It is your soul you need to change, not the climate. - Seneca
Every year around this time, I begin to contemplate how I am going to survive another summer of North Central Florida’s outstanding heat and humidity. I dread it with a passion. It confines me like I imagine winter cold does in other places; my days are ruled by avoidance - of being outdoors after 10am, of manual labor upstairs after 9, of vigorous exercise after 8. I feel imprisoned by the heat, and I hate it. And every year I try to tell myself that it’s a matter of attitude (and a few trips to the springs and a lot of cold showers). Thus far I’ve survived quite a few summers.
But the quote above, read with a different emphasis, speaks to a much more serious topic: We need to change our souls so we don’t change the climate.
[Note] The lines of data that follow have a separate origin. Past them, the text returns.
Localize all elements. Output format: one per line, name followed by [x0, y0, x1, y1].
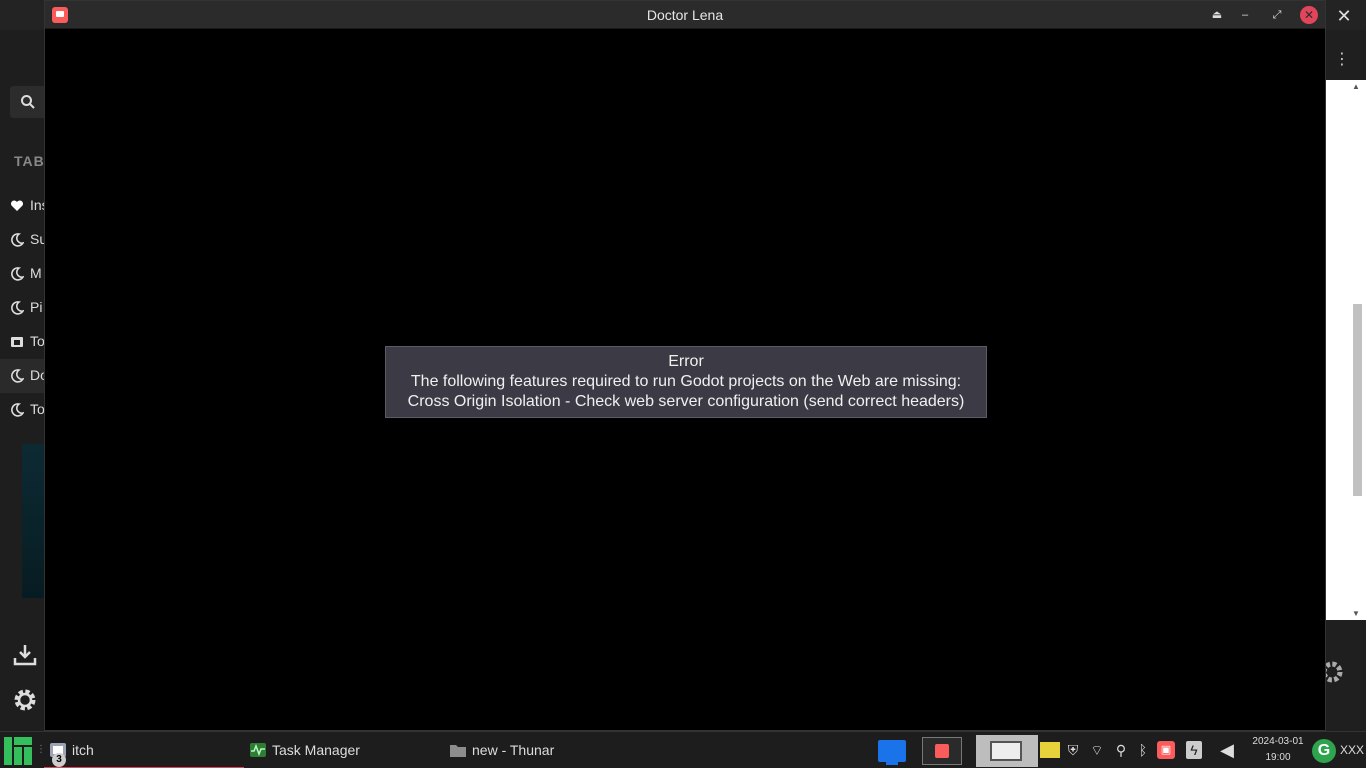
itch-tray-icon[interactable]: ▣	[1157, 741, 1175, 759]
search-button[interactable]	[10, 86, 44, 118]
error-title: Error	[668, 353, 704, 370]
notes-icon[interactable]	[1040, 742, 1060, 758]
sidebar-item-label: To	[30, 401, 44, 417]
itch-mini-icon	[935, 744, 949, 758]
error-message-line1: The following features required to run G…	[410, 373, 962, 390]
error-dialog: Error The following features required to…	[385, 346, 987, 418]
close-button[interactable]: ✕	[1300, 6, 1318, 24]
sidebar-item-label: To	[30, 333, 44, 349]
sidebar-item-4[interactable]: To	[0, 325, 44, 359]
sidebar-item-label: M	[30, 265, 42, 281]
scroll-down-icon[interactable]: ▼	[1352, 609, 1360, 618]
task-label: new - Thunar	[472, 742, 555, 758]
download-icon[interactable]	[12, 642, 38, 668]
window-mini-icon	[990, 741, 1022, 761]
scrollbar-thumb[interactable]	[1353, 304, 1362, 496]
sidebar-item-3[interactable]: Pi	[0, 291, 44, 325]
sidebar-item-5[interactable]: Do	[0, 359, 44, 393]
taskbar: ⋮ 3 itch Task Manager new - Thunar ⛨ ⌔ ⚲…	[0, 731, 1366, 768]
folder-icon	[450, 745, 466, 757]
shield-icon[interactable]: ⛨	[1064, 741, 1082, 759]
gear-icon[interactable]	[12, 687, 38, 713]
clock-time: 19:00	[1265, 752, 1291, 763]
sidebar-item-2[interactable]: M	[0, 257, 44, 291]
volume-icon[interactable]: ◀	[1218, 741, 1236, 759]
moon-icon	[11, 301, 24, 315]
task-label: itch	[72, 742, 94, 758]
sidebar-item-label: Pi	[30, 299, 43, 315]
task-itch[interactable]: 3 itch	[44, 732, 244, 768]
paperclip-icon[interactable]: ⚲	[1112, 741, 1130, 759]
itch-close-button[interactable]: ✕	[1334, 6, 1354, 26]
battery-charging-icon[interactable]: ϟ	[1186, 741, 1202, 759]
task-thunar[interactable]: new - Thunar	[444, 732, 644, 768]
sidebar-item-6[interactable]: To	[0, 393, 44, 427]
window-title: Doctor Lena	[646, 7, 724, 23]
heart-icon	[10, 200, 24, 211]
task-label: Task Manager	[272, 742, 360, 758]
user-name[interactable]: XXX	[1340, 732, 1364, 768]
more-menu-icon[interactable]: ⋮	[1332, 50, 1352, 70]
moon-icon	[11, 369, 24, 383]
sidebar-item-0[interactable]: Ins	[0, 189, 44, 223]
error-message-line2: Cross Origin Isolation - Check web serve…	[407, 393, 965, 410]
wifi-icon[interactable]: ⌔	[1088, 741, 1106, 759]
scroll-up-icon[interactable]: ▲	[1352, 82, 1360, 91]
window-titlebar[interactable]: Doctor Lena ⏏ – ⤢ ✕	[45, 1, 1325, 29]
bluetooth-icon[interactable]: ᛒ	[1134, 741, 1152, 759]
sidebar-item-1[interactable]: Su	[0, 223, 44, 257]
desktop-screen-icon[interactable]	[878, 740, 906, 765]
clock-date: 2024-03-01	[1252, 736, 1304, 747]
workspace-1[interactable]	[922, 737, 962, 765]
search-icon	[21, 95, 35, 109]
sidebar-item-label: Su	[30, 231, 44, 247]
game-thumbnail[interactable]	[22, 444, 44, 598]
game-window: Doctor Lena ⏏ – ⤢ ✕ Error The following …	[44, 0, 1326, 731]
moon-icon	[11, 267, 24, 281]
minimize-button[interactable]: –	[1236, 6, 1254, 24]
shade-button[interactable]: ⏏	[1208, 6, 1226, 24]
clock[interactable]: 2024-03-01 19:00	[1248, 734, 1308, 766]
scrollbar[interactable]: ▲ ▼	[1326, 80, 1366, 620]
g-app-icon[interactable]: G	[1312, 739, 1336, 763]
task-task-manager[interactable]: Task Manager	[244, 732, 444, 768]
sidebar-item-label: Do	[30, 367, 44, 383]
window-icon	[11, 337, 23, 347]
notification-badge: 3	[52, 753, 66, 767]
sidebar-item-label: Ins	[30, 197, 44, 213]
task-manager-icon	[250, 743, 266, 757]
moon-icon	[11, 233, 24, 247]
maximize-button[interactable]: ⤢	[1268, 6, 1286, 24]
workspace-2[interactable]	[976, 735, 1038, 767]
moon-icon	[11, 403, 24, 417]
manjaro-menu-icon[interactable]	[4, 737, 32, 765]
While I’m aware of the controversy, the sources that seem least self-interested predict serious climate change during this century if we keep going as we are. It’s going to get hotter and, while this thought fills me with dread at a most basic level, it calls me to greater action than heading north for the summer, or to the springs. Why is there still argument about this? Even if we’re not absolutely sure, if there is a possibility of preventing rising ocean levels, widespread famine, and mass die-offs of species by changing our lifestyles now, why wouldn’t we? Why don’t we?
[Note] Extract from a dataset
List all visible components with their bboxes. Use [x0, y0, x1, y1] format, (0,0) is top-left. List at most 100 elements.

The First Gulf War of the early nineties was my first war as an adult. George Bush the Elder, in a moment of astonishing candor, called it a war in defense of our American lifestyle. This was the war where my friends were facing deployment (as opposed to this one where it’s the friends of my children), and I thought I would gladly give up my car and ride my bike every single day to save one of their lives. It’s our grandchildren who will face the catastrophe of climate change. Can’t we muster the gumption to change for them? My friend, Julie, says she has a recurring nightmare where her descendants ask her why she didn’t do something.
Jan Phillips, co-founder of Syracuse Cultural Workers says this: “No matter what our attempts to inform, it is our ability to inspire that will turn the tides.” I feel inspired by bike commuters who head out rain or shine and brave all kinds of inconvenience to avoid being “one more car,” and by folks counting food miles and travel miles, carbon footprints and the real cost of the “American Dream.” I’m inspired by those wonderful extremists who challenge themselves and others to “live simply so others can simply live.”
It’s getting hot, and I’m getting more and more
uncomfortable. I need a change of soul.